Here is a standalone run-able test-case to illustrate. It contains a cross-statement FMA opportunity, and the values that feed into the FMA are such that there is a small numeric difference when the FMA is performed.
$ cat lto_test.cpp
// 'noinline' just to make it easy to inspect the generated code.

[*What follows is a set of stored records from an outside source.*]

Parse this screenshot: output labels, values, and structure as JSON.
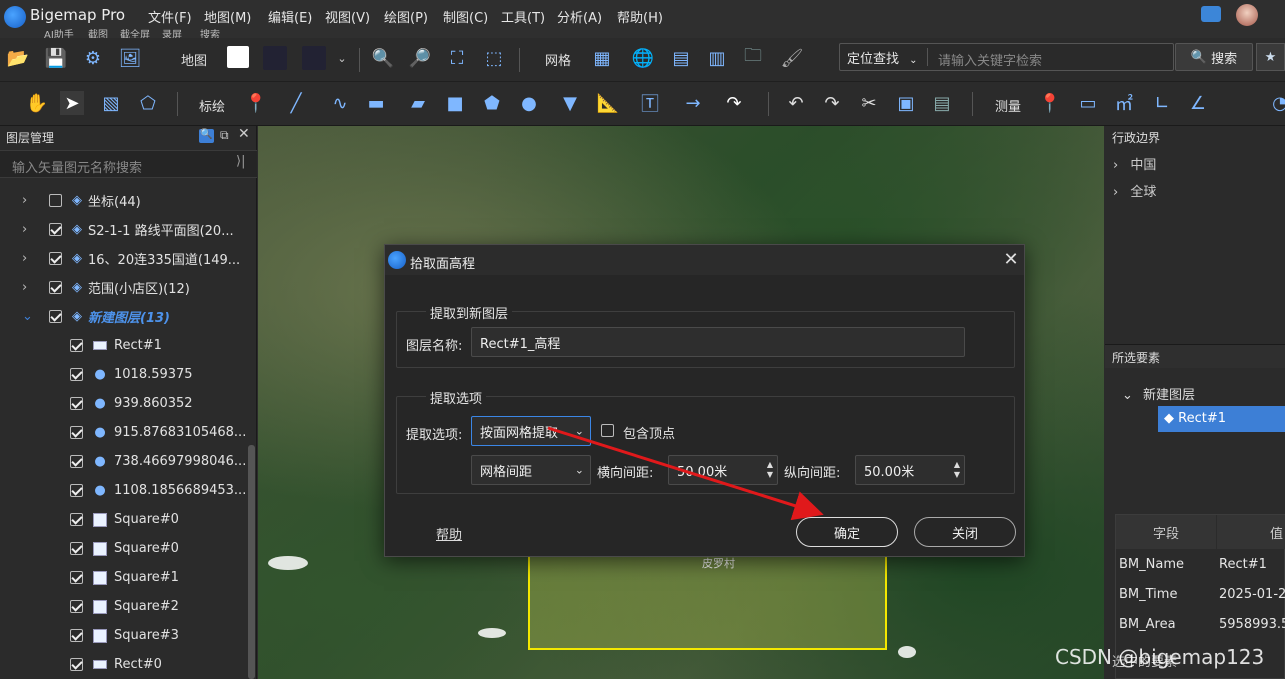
{
  "app": {
    "name": "Bigemap Pro"
  },
  "quick_actions": [
    "AI助手",
    "截图",
    "截全屏",
    "录屏",
    "搜索"
  ],
  "menu": [
    "文件(F)",
    "地图(M)",
    "编辑(E)",
    "视图(V)",
    "绘图(P)",
    "制图(C)",
    "工具(T)",
    "分析(A)",
    "帮助(H)"
  ],
  "toolbar1": {
    "map_label": "地图",
    "grid_label": "网格"
  },
  "search": {
    "mode": "定位查找",
    "placeholder": "请输入关键字检索",
    "button": "搜索"
  },
  "toolbar2": {
    "annotate_label": "标绘",
    "measure_label": "测量"
  },
  "layer_panel": {
    "title": "图层管理",
    "search_placeholder": "输入矢量图元名称搜索",
    "layers": [
      {
        "label": "坐标(44)",
        "checked": false,
        "expanded": false
      },
      {
        "label": "S2-1-1 路线平面图(20...",
        "checked": true,
        "expanded": false
      },
      {
        "label": "16、20连335国道(149...",
        "checked": true,
        "expanded": false
      },
      {
        "label": "范围(小店区)(12)",
        "checked": true,
        "expanded": false
      },
      {
        "label": "新建图层(13)",
        "checked": true,
        "expanded": true
      }
    ],
    "children": [
      {
        "label": "Rect#1",
        "icon": "rect-icon"
      },
      {
        "label": "1018.59375",
        "icon": "pin-icon"
      },
      {
        "label": "939.860352",
        "icon": "pin-icon"
      },
      {
        "label": "915.87683105468...",
        "icon": "pin-icon"
      },
      {
        "label": "738.46697998046...",
        "icon": "pin-icon"
      },
      {
        "label": "1108.1856689453...",
        "icon": "pin-icon"
      },
      {
        "label": "Square#0",
        "icon": "square-icon"
      },
      {
        "label": "Square#0",
        "icon": "square-icon"
      },
      {
        "label": "Square#1",
        "icon": "square-icon"
      },
      {
        "label": "Square#2",
        "icon": "square-icon"
      },
      {
        "label": "Square#3",
        "icon": "square-icon"
      },
      {
        "label": "Rect#0",
        "icon": "rect-icon"
      }
    ]
  },
  "map": {
    "village": "皮罗村"
  },
  "right_panel": {
    "admin_title": "行政边界",
    "admin_items": [
      "中国",
      "全球"
    ],
    "selected_title": "所选要素",
    "selected_layer": "新建图层",
    "selected_item": "Rect#1",
    "table_headers": [
      "字段",
      "值"
    ],
    "fields": [
      {
        "name": "BM_Name",
        "value": "Rect#1"
      },
      {
        "name": "BM_Time",
        "value": "2025-01-2"
      },
      {
        "name": "BM_Area",
        "value": "5958993.5"
      }
    ],
    "footer": "选中的要素"
  },
  "dialog": {
    "title": "拾取面高程",
    "group1_title": "提取到新图层",
    "layer_name_label": "图层名称:",
    "layer_name_value": "Rect#1_高程",
    "group2_title": "提取选项",
    "extract_label": "提取选项:",
    "extract_value": "按面网格提取",
    "include_vertex_label": "包含顶点",
    "include_vertex_checked": false,
    "grid_mode_value": "网格间距",
    "h_spacing_label": "横向间距:",
    "h_spacing_value": "50.00米",
    "v_spacing_label": "纵向间距:",
    "v_spacing_value": "50.00米",
    "help_label": "帮助",
    "ok_label": "确定",
    "close_label": "关闭"
  },
  "watermark": "CSDN @bigemap123",
  "colors": {
    "accent": "#3d7fd6",
    "arrow": "#e0191b",
    "aoi_border": "#f4e800"
  }
}
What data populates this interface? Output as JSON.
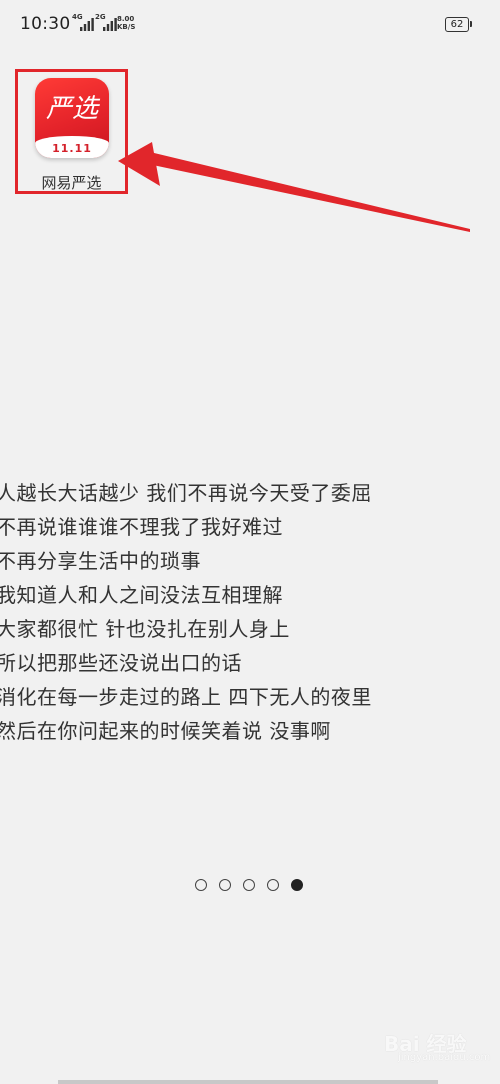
{
  "status_bar": {
    "time": "10:30",
    "signal_1_label": "4G",
    "signal_2_label": "2G",
    "net_speed_value": "8.00",
    "net_speed_unit": "KB/S",
    "battery": "62"
  },
  "app": {
    "icon_glyph": "严选",
    "icon_promo": "11.11",
    "label": "网易严选",
    "brand_color": "#e4232a",
    "highlight_color": "#e1262b"
  },
  "lyrics": [
    "人越长大话越少 我们不再说今天受了委屈",
    "不再说谁谁谁不理我了我好难过",
    "不再分享生活中的琐事",
    "我知道人和人之间没法互相理解",
    "大家都很忙 针也没扎在别人身上",
    "所以把那些还没说出口的话",
    "消化在每一步走过的路上 四下无人的夜里",
    "然后在你问起来的时候笑着说 没事啊"
  ],
  "pager": {
    "total": 5,
    "active_index": 4
  },
  "watermark": {
    "text": "Bai 经验",
    "sub": "jingyan.baidu.com"
  }
}
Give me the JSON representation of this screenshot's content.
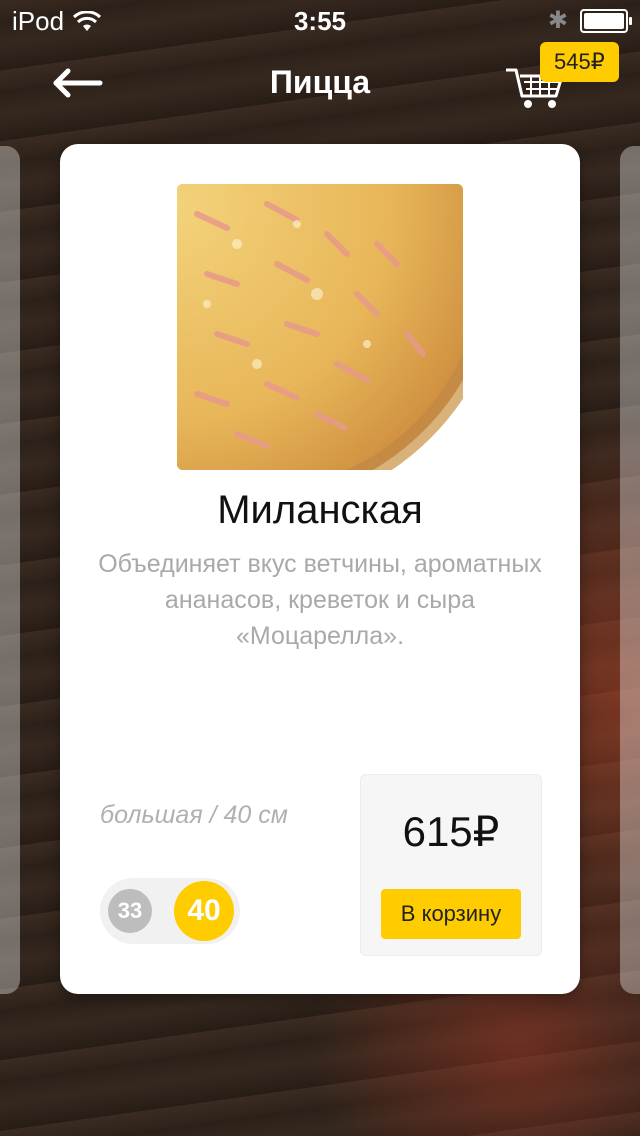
{
  "status_bar": {
    "carrier": "iPod",
    "time": "3:55"
  },
  "header": {
    "title": "Пицца",
    "cart_total": "545₽"
  },
  "product": {
    "name": "Миланская",
    "description": "Объединяет вкус ветчины, ароматных ананасов, креветок и сыра «Моцарелла».",
    "size_label": "большая / 40 см",
    "sizes": [
      "33",
      "40"
    ],
    "selected_size": "40",
    "price": "615₽",
    "add_to_cart_label": "В корзину"
  },
  "colors": {
    "accent": "#ffcc00",
    "card_bg": "#ffffff",
    "muted_text": "#a9a9a9"
  },
  "icons": [
    "wifi-icon",
    "bluetooth-icon",
    "battery-icon",
    "back-arrow-icon",
    "cart-icon"
  ]
}
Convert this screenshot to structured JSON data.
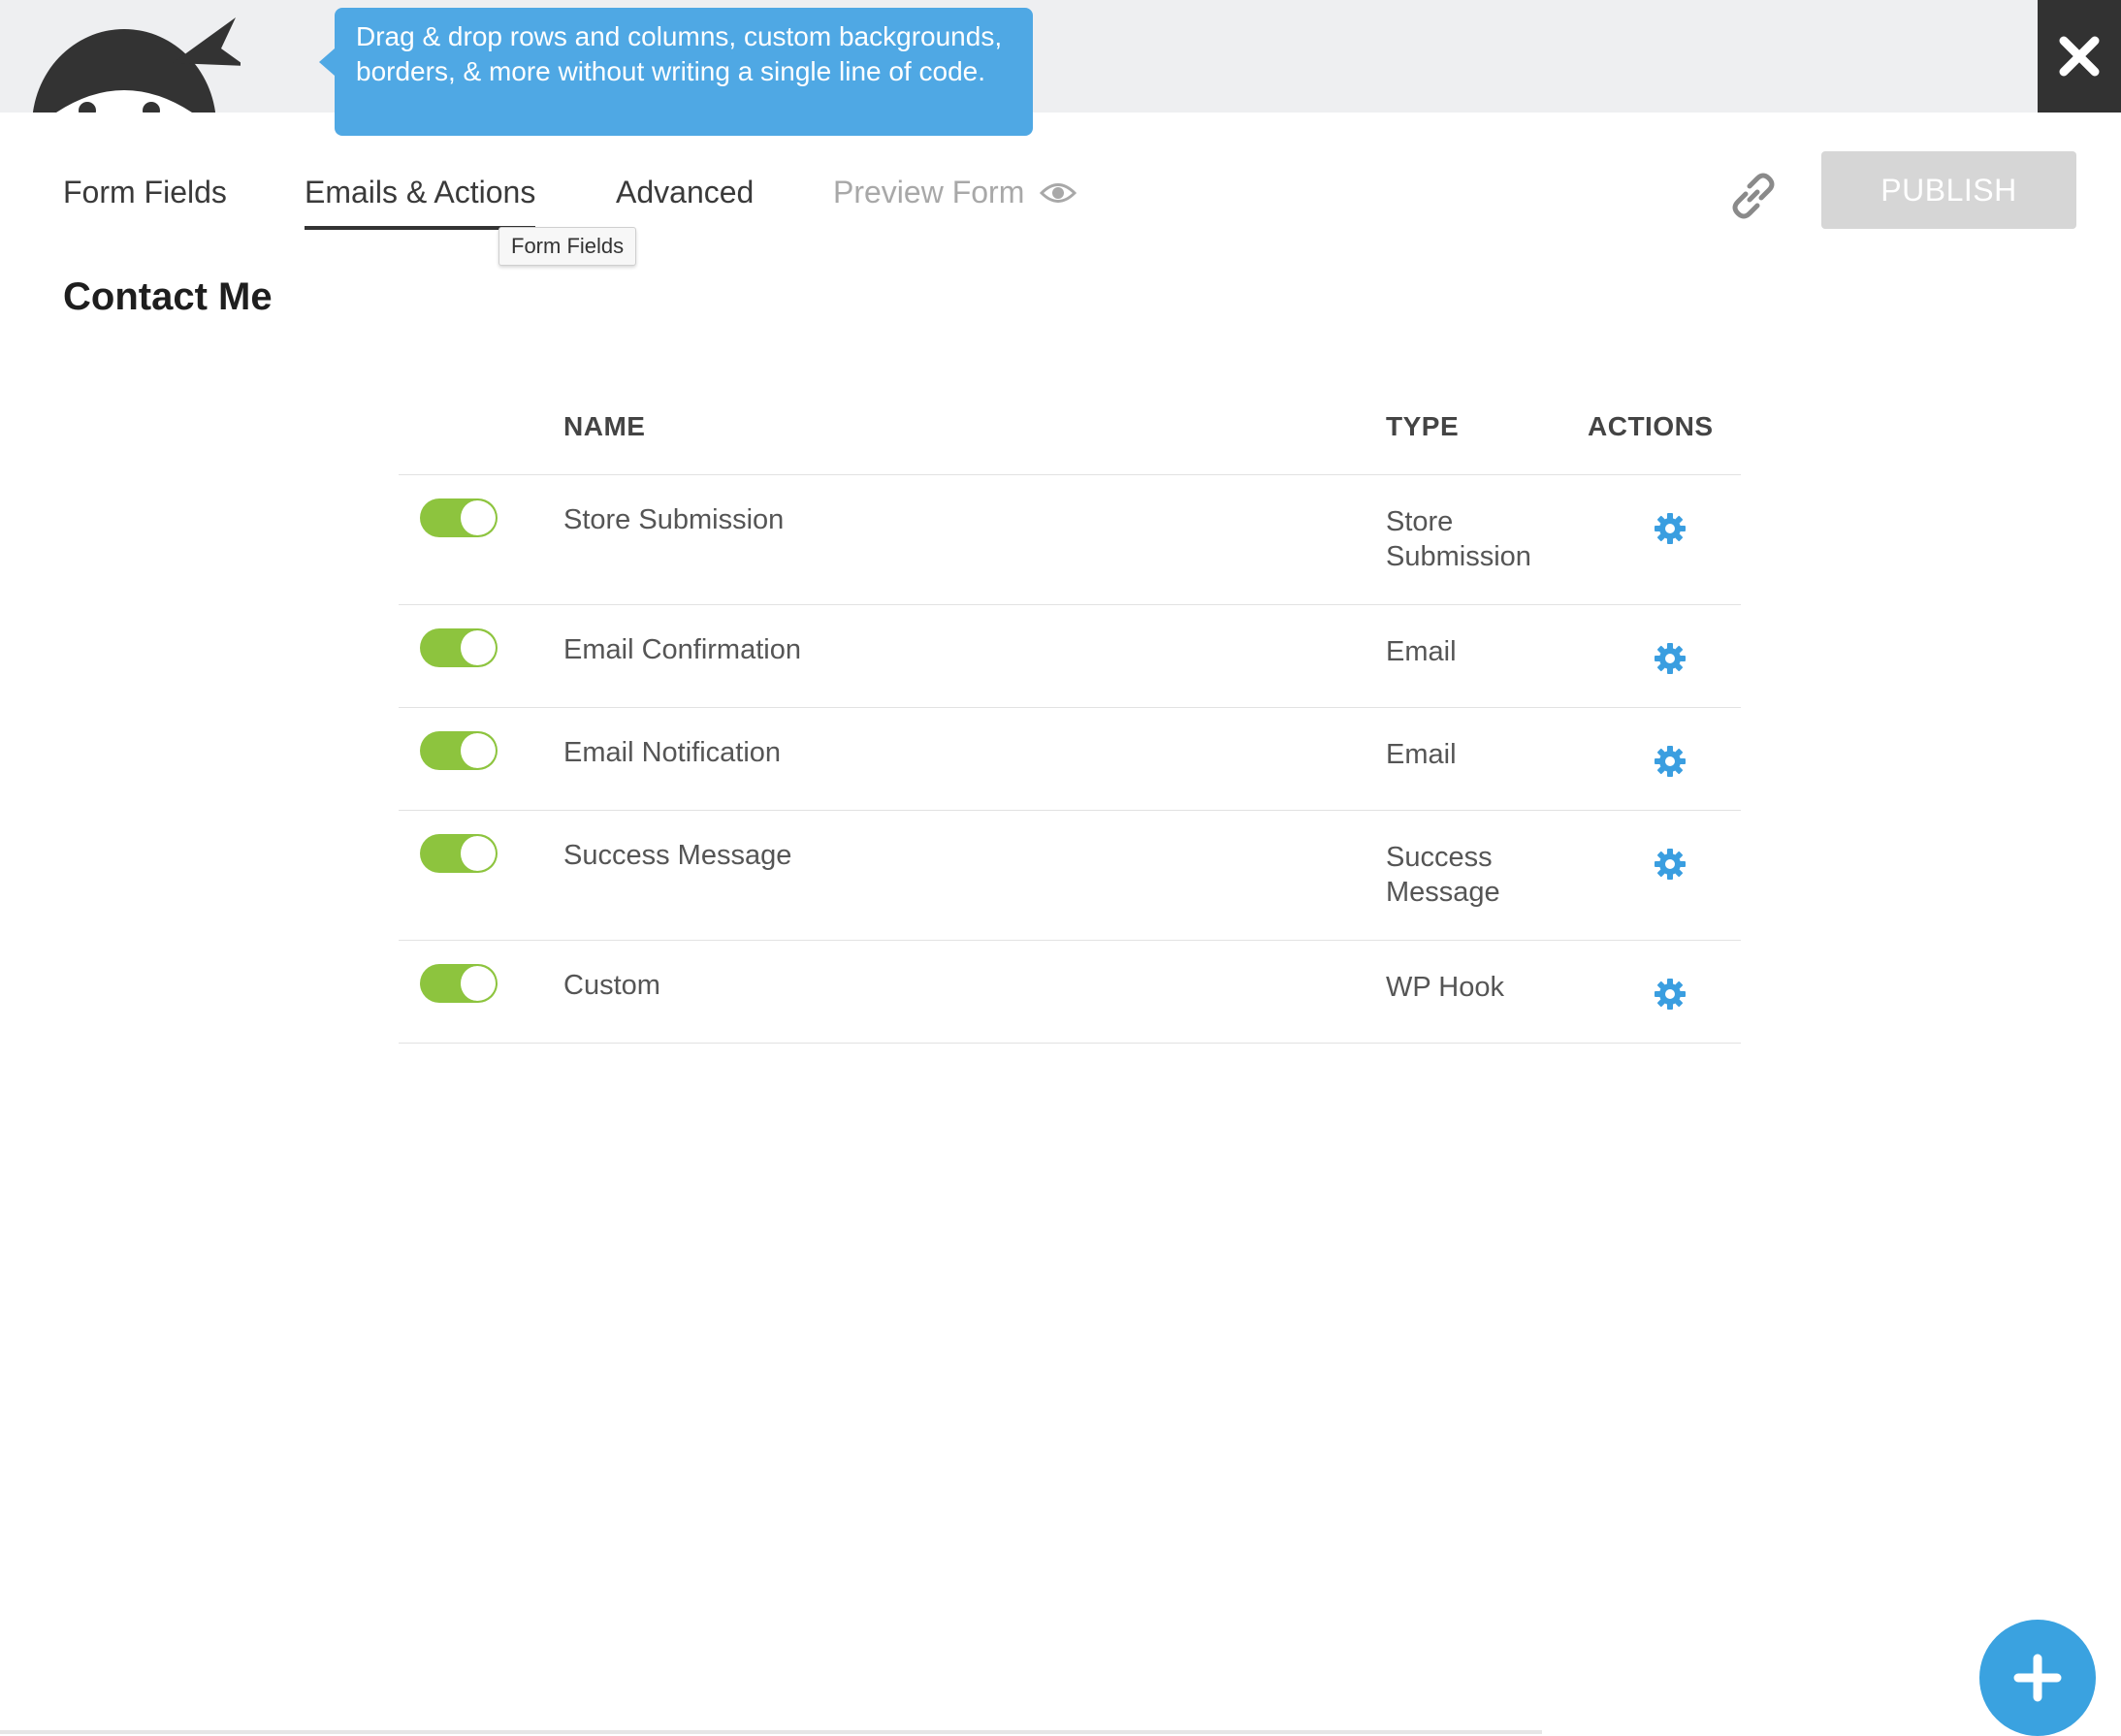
{
  "promo": {
    "text": "Drag & drop rows and columns, custom backgrounds, borders, & more without writing a single line of code."
  },
  "tabs": [
    {
      "label": "Form Fields"
    },
    {
      "label": "Emails & Actions",
      "active": true
    },
    {
      "label": "Advanced"
    },
    {
      "label": "Preview Form"
    }
  ],
  "tooltip": {
    "text": "Form Fields"
  },
  "publish": {
    "label": "PUBLISH"
  },
  "form": {
    "title": "Contact Me"
  },
  "table": {
    "headers": {
      "name": "NAME",
      "type": "TYPE",
      "actions": "ACTIONS"
    },
    "rows": [
      {
        "enabled": true,
        "name": "Store Submission",
        "type": "Store Submission"
      },
      {
        "enabled": true,
        "name": "Email Confirmation",
        "type": "Email"
      },
      {
        "enabled": true,
        "name": "Email Notification",
        "type": "Email"
      },
      {
        "enabled": true,
        "name": "Success Message",
        "type": "Success Message"
      },
      {
        "enabled": true,
        "name": "Custom",
        "type": "WP Hook"
      }
    ]
  },
  "icons": {
    "logo": "ninja-logo",
    "close": "close-icon",
    "preview": "eye-icon",
    "link": "link-icon",
    "settings": "gear-icon",
    "add": "plus-icon"
  },
  "colors": {
    "accent": "#4fa8e4",
    "toggle_on": "#8dc43e",
    "gear": "#3a9ee0",
    "publish_disabled": "#d6d6d6",
    "topbar": "#eeeff1",
    "close_bg": "#323232"
  }
}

__attribute__((noinline)) float compute(float a, float b, float c) {
#pragma clang fp contract (off)
float product = a * b;
return product + c;
}
// Declare 'volatile' to suppress compile-time folding:
volatile float x = 1.7200003f;
volatile float y = 2.0720003f;
volatile float z = 3.5720001f;
extern "C" int printf(const char *, ...);
int main() {
float result = compute(x, y, z);
// Result depends on whether FMA happens:
// FMA does happen: 7.1358409e+00
// FMA does not happen: 7.1358414e+00
printf("Result: %.7e\n", (double) result);
return 0;
}
$
$ # `-ffast-math` enables FMA, but the pragma suppresses it:
$ clang++ -o test.no_fma.pragma.elf -mfma -O2 -ffast-math -ffp-contract=fast-honor-pragmas lto_test.cpp
clang++: warning: overriding '-ffast-math' option with '-ffp-contract=fast-honor-pragmas' [-Woverriding-option]
$ test.no_fma.pragma.elf
Result: 7.1358414e+00
$
$ # `-ffast-math` is not on, so cross-statement FMA does not happen:
$ clang++ -o test.no_fma.elf -mfma -O2 lto_test.cpp
$ test.no_fma.elf
Result: 7.1358414e+00
$
$ # `-ffast-math` is on, so cross-statement FMA does happen:
$ clang++ -o test.yes_fma.elf -mfma -O2 -ffast-math lto_test.cpp
$ test.yes_fma.elf
Result: 7.1358409e+00
$
$ # Same as prev but with LTO enabled, so FMA should happen, but it does not (the bug):
$ clang++ -o test.should_be_yes_fma.lto.elf -mfma -flto -O2 -ffast-math lto_test.cpp
$ test.should_be_yes_fma.lto.elf
Result: 7.1358414e+00
$
For reference, here are some points of discussion about the -ffp-contract=fast-honor-pragmas
concept:
https://discourse.llvm.org/t/fp-contract-fast-and-pragmas/58529
https://discourse.llvm.org/t/rfc-honor-pragmas-with-ffp-contract-fast/80797/14
As an aside, the reason I came across this is because at PlayStation we want to always honor the pragma. In fact, we've had private changes in our downstream code in-place to honor the pragma since our llvm11-based release (this was before the concept of -ffp-contract=fast-honor-pragmas
was created -- consequently, at that time we thought that the pragma not being honored was simply a bug). I have proposed a patch to always honor the pragmas for PlayStation: #162549
The test-case for that patch doesn't use the usual approach of checking the generated IR, because of this bug (so it checks the generated assembly code).